思い返せばこの時期になると、どの街でもどこか浮足立ったような、甘い空気が漂ってくる気がする。

そんなことを思いながら店先に貼られたポスターを眺める。
立ち寄った街にあった図書館から宿へと戻っている最中に目に留まったもので。

バレンタイン。

それが今日だと思い出させてくれるポスターだった。

このイベント、街によって伝わり方が違っているのか、同じ名前でも微妙に内容が変わっていたりする。
渡すものがチョコレートだったり、花だったり。
女からだったり、男からだったり。

大体共通しているのは好意を告げる為の手段として、といったところか。

ここでは日頃の感謝として渡す意味合いが強いらしく、老若男女関係なく各々があげたいものを気軽に渡し合っているようだ。
そして、好意を告げる為の手段としてももちろんあるらしい。

そんな内容が書かれたポスターを一瞥し、大層なことを考えつくものだ、と呆れたような感心したような気持ちになる。
もともと俺には関係ない話だし、あまり興味はない。

ああ、でも。
あいつはこういうの素敵だってはしゃぐんだろうな。

今は街を見て回っているであろう人物のことを思いながら、俺は再び歩みを進めて宿へと戻った。


「レン、おかえり!」
「…ただいま」


どうやら先に戻っていたらしい。
普段以上に高いテンションで出迎えてきたソラの勢いに少し面食らいながら返事をする。


「やけに嬉しそうだけど何かあったのか?」
「そう?レンが帰ってくるの待ってたからかな」
「俺を?」


どうして、と聞く前に俺の方へと何かが差し出された。
可愛らしく、それでいて派手すぎないラッピングがされた箱を見た瞬間、微かに目を見開く。


「これは…」
「今日バレンタインなんだ。
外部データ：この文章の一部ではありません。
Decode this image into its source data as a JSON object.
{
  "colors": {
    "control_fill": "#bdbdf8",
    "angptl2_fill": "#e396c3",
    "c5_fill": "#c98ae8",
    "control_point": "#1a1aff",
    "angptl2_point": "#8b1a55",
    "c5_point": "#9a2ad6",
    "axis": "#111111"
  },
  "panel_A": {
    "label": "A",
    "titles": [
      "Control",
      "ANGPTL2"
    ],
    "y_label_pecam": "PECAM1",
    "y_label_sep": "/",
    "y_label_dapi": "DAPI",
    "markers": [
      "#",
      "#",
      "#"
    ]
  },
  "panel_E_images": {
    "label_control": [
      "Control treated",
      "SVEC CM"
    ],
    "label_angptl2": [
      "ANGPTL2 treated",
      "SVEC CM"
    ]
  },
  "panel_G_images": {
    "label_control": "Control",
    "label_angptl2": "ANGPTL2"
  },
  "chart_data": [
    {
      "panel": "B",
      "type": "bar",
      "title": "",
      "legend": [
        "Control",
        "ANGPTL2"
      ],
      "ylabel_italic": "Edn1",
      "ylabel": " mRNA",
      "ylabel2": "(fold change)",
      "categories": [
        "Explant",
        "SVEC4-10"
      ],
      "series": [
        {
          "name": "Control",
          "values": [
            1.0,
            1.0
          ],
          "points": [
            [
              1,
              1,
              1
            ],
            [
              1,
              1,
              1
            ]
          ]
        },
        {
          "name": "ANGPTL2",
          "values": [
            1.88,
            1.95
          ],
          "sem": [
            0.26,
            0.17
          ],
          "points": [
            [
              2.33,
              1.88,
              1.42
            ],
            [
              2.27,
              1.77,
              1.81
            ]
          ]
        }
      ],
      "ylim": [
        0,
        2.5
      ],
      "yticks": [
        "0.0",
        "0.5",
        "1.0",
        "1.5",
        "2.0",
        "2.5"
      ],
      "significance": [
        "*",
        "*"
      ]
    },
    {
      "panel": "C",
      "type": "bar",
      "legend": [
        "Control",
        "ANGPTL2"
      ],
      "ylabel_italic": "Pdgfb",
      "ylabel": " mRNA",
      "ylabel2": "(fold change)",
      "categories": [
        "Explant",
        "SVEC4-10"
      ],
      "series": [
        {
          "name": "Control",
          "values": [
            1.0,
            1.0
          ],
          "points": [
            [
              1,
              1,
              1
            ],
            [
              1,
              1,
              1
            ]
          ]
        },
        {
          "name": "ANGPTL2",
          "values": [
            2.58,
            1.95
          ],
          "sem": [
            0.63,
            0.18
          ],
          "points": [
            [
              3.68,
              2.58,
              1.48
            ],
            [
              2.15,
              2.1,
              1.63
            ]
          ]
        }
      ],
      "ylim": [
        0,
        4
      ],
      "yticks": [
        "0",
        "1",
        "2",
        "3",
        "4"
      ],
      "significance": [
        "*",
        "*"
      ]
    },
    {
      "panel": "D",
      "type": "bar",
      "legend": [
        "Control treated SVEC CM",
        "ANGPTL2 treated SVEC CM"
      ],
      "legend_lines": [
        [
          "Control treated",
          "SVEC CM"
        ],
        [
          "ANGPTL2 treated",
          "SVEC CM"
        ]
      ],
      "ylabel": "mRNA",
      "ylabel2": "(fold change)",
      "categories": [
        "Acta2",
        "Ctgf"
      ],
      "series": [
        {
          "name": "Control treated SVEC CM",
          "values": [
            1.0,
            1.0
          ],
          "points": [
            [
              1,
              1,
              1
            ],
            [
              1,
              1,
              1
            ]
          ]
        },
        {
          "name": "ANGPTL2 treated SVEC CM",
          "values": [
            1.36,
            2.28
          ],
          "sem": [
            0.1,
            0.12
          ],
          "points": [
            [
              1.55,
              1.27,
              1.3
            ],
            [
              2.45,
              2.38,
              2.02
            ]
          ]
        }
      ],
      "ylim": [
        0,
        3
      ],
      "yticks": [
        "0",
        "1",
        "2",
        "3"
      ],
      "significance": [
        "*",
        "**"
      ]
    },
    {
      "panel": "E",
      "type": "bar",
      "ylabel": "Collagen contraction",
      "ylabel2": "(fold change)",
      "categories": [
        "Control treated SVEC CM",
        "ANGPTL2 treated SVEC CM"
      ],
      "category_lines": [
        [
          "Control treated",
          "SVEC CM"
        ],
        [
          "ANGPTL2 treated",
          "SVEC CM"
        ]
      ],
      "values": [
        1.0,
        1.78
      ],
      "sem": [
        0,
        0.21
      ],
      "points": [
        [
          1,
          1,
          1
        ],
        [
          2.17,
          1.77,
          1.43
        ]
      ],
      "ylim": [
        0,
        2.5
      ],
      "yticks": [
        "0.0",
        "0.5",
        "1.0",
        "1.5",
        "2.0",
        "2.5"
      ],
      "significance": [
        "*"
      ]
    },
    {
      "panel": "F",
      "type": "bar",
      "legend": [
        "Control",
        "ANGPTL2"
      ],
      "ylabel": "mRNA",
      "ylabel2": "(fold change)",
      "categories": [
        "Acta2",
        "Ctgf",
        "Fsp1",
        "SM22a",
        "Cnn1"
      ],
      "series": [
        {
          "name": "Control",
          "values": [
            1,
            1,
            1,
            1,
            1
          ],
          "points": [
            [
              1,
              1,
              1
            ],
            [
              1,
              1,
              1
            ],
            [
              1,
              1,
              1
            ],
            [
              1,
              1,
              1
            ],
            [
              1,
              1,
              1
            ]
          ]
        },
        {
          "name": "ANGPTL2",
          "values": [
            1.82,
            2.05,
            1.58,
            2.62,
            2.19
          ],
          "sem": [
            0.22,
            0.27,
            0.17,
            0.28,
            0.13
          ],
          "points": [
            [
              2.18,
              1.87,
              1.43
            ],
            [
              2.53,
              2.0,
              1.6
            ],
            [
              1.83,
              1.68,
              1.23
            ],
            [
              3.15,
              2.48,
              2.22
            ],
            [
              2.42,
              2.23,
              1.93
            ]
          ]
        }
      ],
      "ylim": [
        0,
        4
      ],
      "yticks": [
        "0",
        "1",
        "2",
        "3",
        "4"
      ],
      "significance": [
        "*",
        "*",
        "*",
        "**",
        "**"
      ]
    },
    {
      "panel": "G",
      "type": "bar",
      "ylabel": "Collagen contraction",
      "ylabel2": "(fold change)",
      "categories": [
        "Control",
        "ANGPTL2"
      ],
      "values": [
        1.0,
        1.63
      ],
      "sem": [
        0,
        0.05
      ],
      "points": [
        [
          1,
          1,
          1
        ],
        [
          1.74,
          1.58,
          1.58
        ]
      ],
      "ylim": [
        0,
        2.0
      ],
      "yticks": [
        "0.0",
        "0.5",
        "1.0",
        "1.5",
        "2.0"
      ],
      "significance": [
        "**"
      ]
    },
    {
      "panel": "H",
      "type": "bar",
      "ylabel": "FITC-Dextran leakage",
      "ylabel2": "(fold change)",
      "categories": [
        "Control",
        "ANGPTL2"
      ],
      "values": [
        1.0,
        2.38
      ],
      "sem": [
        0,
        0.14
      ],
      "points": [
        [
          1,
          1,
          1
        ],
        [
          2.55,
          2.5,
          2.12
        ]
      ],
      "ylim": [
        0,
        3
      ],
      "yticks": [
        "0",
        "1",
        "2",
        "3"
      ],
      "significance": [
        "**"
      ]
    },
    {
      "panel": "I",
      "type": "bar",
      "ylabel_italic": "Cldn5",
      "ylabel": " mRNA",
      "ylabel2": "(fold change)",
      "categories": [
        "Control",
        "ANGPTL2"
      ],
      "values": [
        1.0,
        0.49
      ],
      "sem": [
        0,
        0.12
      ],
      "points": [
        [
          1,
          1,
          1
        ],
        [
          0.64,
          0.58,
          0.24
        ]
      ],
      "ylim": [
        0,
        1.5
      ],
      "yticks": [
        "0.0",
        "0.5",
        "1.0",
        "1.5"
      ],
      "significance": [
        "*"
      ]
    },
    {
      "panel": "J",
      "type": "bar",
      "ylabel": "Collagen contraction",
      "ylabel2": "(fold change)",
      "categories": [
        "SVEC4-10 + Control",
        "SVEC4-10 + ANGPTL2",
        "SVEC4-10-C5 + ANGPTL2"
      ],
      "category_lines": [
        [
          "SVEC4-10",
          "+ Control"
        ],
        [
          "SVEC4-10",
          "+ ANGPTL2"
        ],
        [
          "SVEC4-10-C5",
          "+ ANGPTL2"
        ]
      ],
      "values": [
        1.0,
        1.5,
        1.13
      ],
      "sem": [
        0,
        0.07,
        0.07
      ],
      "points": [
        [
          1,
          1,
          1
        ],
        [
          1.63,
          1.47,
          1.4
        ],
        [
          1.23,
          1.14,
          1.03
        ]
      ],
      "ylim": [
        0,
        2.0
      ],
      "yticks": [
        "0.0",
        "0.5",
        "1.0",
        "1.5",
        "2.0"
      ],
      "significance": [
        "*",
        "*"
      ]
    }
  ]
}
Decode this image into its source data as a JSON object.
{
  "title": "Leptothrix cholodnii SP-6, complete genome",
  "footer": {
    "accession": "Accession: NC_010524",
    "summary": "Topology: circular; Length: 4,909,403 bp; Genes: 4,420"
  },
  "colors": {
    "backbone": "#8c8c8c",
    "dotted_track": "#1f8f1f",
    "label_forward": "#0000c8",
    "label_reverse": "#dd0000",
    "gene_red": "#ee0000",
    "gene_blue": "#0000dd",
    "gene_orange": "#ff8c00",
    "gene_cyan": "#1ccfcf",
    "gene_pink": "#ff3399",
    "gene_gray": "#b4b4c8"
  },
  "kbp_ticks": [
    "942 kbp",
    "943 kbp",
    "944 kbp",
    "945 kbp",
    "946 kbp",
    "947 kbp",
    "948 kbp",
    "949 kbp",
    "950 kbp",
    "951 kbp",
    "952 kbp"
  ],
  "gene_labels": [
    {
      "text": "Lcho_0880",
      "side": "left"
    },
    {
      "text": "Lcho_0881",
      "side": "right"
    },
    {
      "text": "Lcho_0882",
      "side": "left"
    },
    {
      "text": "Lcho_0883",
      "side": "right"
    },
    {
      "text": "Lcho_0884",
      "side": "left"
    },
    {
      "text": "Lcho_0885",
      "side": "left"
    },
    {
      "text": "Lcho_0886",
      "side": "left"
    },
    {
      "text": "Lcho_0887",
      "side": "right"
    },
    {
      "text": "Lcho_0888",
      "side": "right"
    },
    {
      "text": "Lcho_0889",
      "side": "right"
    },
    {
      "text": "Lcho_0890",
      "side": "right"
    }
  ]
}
この街じゃ日頃の感謝を伝える日って聞いたから便乗してみました」


中身はクッキーだよ、とソラは楽しそうにそれでいて少し緊張したように話す。

確かにソラの性格なら用意してもおかしくない。
おかしくないけど。


「……」


ソラは、この街でのバレンタインのことをどこまで知ったのか。
そう思うと同時に、あの時見たポスターの内容が脳裏に浮かぶ。


この街のバレンタインでは、感謝と共に別の想いを伝えたい時、リボンの色でそれを表しているという。


色は6色。

赤は愛している。
ピンクは恋心を知って欲しい。
黄色は大事な友達。
オレンジは大切な家族。
紫は魅力に満ちている。

そして白。


「……貴方の色に染まる」


ソラが手に持つ箱に掛けられたリボンの色に込められた意味を小さく呟けば、ソラは不思議そうに首を傾げた。


「えっと?」
「いや…なんでもない」


聞き取られずに済んだことに微かに安堵しながら適当に誤魔化してソラから箱を受け取る。


「ありがとう。わざわざ悪いな」
「私がしたかったの。いつもありがと、レン」


満面の笑みを浮かべるソラにそっと目を伏せる。
反応を見るに、ソラはリボンの色の意味までは知らない。
ならこの色に深い意味はない。
知ってたら、選ぶはずがない色だ。

そんな俺の考えに気付くことなく、ソラは無邪気に話を続ける。


「ラッピングがどれも凝ってたんだけどね、見た時にこれだって即決だったんだー」
「どういうとこが?」
「白いリボンかな。レンにあってるって思って」


不意打ちのような言葉に手に持った箱を落としそうになる。
意味を知らなくても、ソラが自分の意志で選んだ色が、白。

そっちの方がよっぽど。


「なぁ…」
「どうしたの?」


リボンの色に意味がある。
なんて教えたら、ソラはどう答えるんだろう。

そう言おうとして、口が動かなくなる。



「…俺も後で何か用意するよ」
「え、気にしなくていいのに」


笑うソラを横目に、そっと息を吐く。

言えなかった。
言いたくなかった、が正しいかもしれない

別に教えたって、他意はなかったと返ってくるんだろうけどなんとなく。
本当になんとなく、その答えが聞きたくないと思ったから。

この浮き足立つ街の雰囲気に感化されたのかもしれない。